Am 8. Dezember jährte sich der Geburtstag des Theaterautors, Schriftstellers und Dichters Jura Soyfer zum 100. Mal. Aus diesem Anlass läuft eine Sonderausstellung im ehemaligen „Waschsalon“ des Karl-Marx-Hofs in Heiligenstadt. Es ist eine relativ junge Ausstellungsstätte, die sich mit viel Herzblut der Geschichte vom Roten Wien annimmt. Die Wiener Zeichnerin Andrea Maria Dusl begegnet den Texten des jung verstorbenen Dichters Jura Soyfer in großformatigen Arbeiten – in symbolhaften Bildern.

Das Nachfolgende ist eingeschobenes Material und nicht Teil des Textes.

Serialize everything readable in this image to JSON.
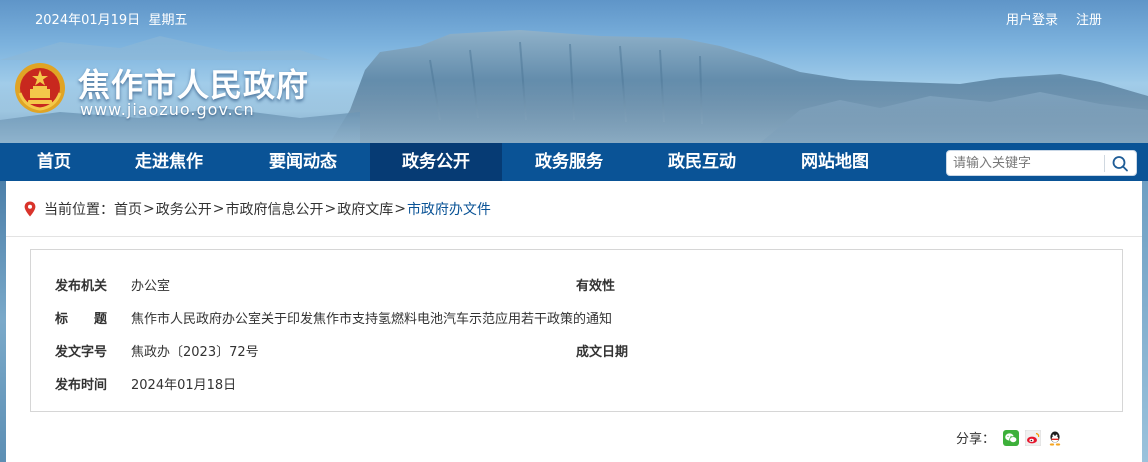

Zur Wiener Sozialdemokratie hatte Soyfer, der erst in den Siebzigerjahren wieder „entdeckt“ wurde, stets eine enge Beziehung. Denn er war „nicht nur ein Publizist und Dichter von herausragendem Format, sondern auch ein äußerst aktiver politischer Mensch, ein bedingungsloser Kämpfer gegen den Faschismus, der seinen Einsatz letztlich mit seinem Leben bezahlte“, meint der Historiker Wolfgang Neugebauer.

Geboren 1912 noch im russischen Zarenreich (im ukrainischen Charkow), landete er mit seiner Familie auf der Flucht 1920 in Wien. Ab den frühen Dreißigerjahren erschienen seine Texte in der sozialdemokratischen „Arbeiter-Zeitung“ und in der Illustrierten „Der Kuckuck“. 1936 wurde sein erstes Theaterstück uraufgeführt. In seiner tagesaktuellen „politischen Gebrauchslyrik“ führte der junge Mann mit sprachlicher Wucht einen letztlich aussichtslosen Kampf gegen das Dollfuß-Regime und den aufkeimenden Nazismus in Österreich: „Ob das, was wir schaffen, Kunst ist oder nicht, das ist uns gleichgültig. Wir dienen nicht der Kunst, sondern der Propaganda“, so Soyfer.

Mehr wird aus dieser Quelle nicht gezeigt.